At first, I passed all this off as funky behavior because of power drain. But that left me disappointed and unsatisfied. Did I really do all that work for a system that would only give me a measly two hours of battery life? I wouldn’t be able to take it anywhere like that and might as well just play it at home, plugged in.
So I decided to investigate. I started with the obvious: maybe I connected something improperly during the mod. I opened it up and double checked the screen connections and solder points, but everything seemed fine. Then I got curious about the batteries. I pulled out my multimeter and checked the voltages on a pair of batteries that had just stopped working. These were a fresh set of NiMH batteries rated for 1.2 volts… But the “dead” batteries were reading over 1.3v when I tested them! What the hell? They had plenty of juice still left in them! A newly charged set was reading just over 1.4v, so the power in the pair I used had barely dropped.
And that’s when it struck me. The batteries weren’t dead, they just weren’t supplying enough power anymore for this specific combination of hardware. A typical alkaline AA battery is rated for 1.5v. Use two of them and you get 3v. As time goes on and the batteries start to drain, the voltage they’re capable of supplying will start to taper off. Usually, the device you’re using them in can tolerate those lower voltages and continue to operate for some time. In the NGPC’s case, its low power demands mean typical batteries last quite a while.
Typical rechargeables, however, are only rated for 1.2v. Use two of them and you’re getting 2.4v. At 2.4v, I’m already at a disadvantage from the start. Add a couple hours of drainage and the fact that the actual voltage under load during operation was likely lower, and apparently we were crossing a point of no return very quickly. It seems the IPS screen and Flash Masta are much more sensitive to voltage drops than the NGPC itself, which explains why the system would often power on without booting a game off the flash cart, or boot without turning on the screen.
So, in summary, the NGPC plus an IPS screen plus the Neo Flash Masta plus rechargeable batteries is a finicky combination. What’s the solution? Well, you could avoid rechargeable batteries and probably get some additional gaming time, but that’s an unsatisfying solution. What you really need is a better power supply: something that will provide a consistent 3v without premature voltage drops.

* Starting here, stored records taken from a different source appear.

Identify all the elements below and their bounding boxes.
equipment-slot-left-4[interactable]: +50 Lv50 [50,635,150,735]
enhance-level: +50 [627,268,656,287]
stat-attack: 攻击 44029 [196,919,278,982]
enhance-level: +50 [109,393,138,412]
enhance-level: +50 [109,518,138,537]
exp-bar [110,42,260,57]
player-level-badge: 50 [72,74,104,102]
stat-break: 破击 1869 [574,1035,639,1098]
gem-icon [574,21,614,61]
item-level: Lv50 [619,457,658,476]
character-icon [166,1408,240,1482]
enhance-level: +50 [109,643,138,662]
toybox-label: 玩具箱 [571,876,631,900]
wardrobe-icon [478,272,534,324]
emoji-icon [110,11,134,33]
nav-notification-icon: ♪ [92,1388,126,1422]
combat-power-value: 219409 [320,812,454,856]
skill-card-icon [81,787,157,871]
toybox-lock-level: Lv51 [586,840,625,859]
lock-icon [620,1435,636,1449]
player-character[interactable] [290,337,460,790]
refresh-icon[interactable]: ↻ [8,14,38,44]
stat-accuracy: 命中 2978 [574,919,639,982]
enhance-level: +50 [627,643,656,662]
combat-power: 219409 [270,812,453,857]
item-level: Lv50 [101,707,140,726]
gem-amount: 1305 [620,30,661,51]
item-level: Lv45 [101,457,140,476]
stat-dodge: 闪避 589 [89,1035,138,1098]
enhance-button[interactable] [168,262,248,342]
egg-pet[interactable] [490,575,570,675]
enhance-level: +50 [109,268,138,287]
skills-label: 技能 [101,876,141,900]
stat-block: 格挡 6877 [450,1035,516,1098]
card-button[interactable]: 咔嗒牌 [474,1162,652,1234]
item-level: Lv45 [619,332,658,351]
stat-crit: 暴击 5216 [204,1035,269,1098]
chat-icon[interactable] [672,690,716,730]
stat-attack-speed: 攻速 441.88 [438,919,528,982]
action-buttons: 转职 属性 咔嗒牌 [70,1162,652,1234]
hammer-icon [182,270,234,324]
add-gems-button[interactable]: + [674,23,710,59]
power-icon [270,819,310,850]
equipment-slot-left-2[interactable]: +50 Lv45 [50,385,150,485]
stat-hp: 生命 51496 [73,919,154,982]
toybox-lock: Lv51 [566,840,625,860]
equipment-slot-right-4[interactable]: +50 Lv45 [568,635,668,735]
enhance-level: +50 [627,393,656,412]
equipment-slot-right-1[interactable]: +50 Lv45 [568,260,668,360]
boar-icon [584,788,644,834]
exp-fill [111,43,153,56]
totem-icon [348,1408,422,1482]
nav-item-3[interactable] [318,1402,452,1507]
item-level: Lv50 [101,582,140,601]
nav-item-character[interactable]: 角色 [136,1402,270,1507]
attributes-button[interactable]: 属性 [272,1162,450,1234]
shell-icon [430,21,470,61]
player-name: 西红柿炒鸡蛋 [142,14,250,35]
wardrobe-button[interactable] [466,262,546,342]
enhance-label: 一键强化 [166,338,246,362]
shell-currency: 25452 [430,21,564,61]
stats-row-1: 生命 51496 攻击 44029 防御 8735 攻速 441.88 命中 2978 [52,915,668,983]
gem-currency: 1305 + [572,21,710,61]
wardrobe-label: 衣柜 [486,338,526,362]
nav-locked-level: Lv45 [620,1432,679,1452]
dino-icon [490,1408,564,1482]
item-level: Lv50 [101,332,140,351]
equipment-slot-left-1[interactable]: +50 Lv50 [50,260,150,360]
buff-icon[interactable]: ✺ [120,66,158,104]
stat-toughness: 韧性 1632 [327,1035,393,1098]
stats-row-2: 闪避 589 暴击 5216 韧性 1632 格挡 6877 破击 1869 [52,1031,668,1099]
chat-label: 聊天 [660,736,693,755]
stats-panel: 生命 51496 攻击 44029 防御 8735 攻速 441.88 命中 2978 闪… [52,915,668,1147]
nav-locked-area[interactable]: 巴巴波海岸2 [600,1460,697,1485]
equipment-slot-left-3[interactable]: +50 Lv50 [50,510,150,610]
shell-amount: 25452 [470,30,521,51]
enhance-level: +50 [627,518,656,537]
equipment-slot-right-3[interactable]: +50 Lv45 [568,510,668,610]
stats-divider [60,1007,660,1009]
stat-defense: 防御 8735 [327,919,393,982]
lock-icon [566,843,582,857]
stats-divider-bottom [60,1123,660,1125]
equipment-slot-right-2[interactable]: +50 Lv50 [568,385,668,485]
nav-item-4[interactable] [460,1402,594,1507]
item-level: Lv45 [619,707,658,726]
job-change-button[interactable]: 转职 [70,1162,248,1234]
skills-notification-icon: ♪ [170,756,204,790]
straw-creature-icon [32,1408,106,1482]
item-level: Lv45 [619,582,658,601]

The obvious answer once I thought of it in those terms was to use lithium-ion batteries, since they do a much better job of maintaining their voltage over time than other types of batteries. One approach would be to mod in a rechargeable Li-ion battery pack into the NGPC, but that felt excessively complicated. Instead, I turned my attention to a relatively new type of battery I’d never used before – rechargeable Li-ion AAs!
These turned out to be the perfect solution. They’re slightly expensive at a little under $30 for a four pack, but proved to be well worth it. I haven’t timed it out, but they seem to power my system for a good 6-8 hours and recharge via USB in only 1.5 hours (compared to about 12 hours for my old NiMHs). Less battery life than original hardware, yes, but plenty for my needs. And the short charge time means a freshly charged set will be ready for me before the current set ever dies out.
So to all you NGPC fans, if you’re thinking about screen modding your system, keep power needs in mind. Especially if you’re using a flash cart, too!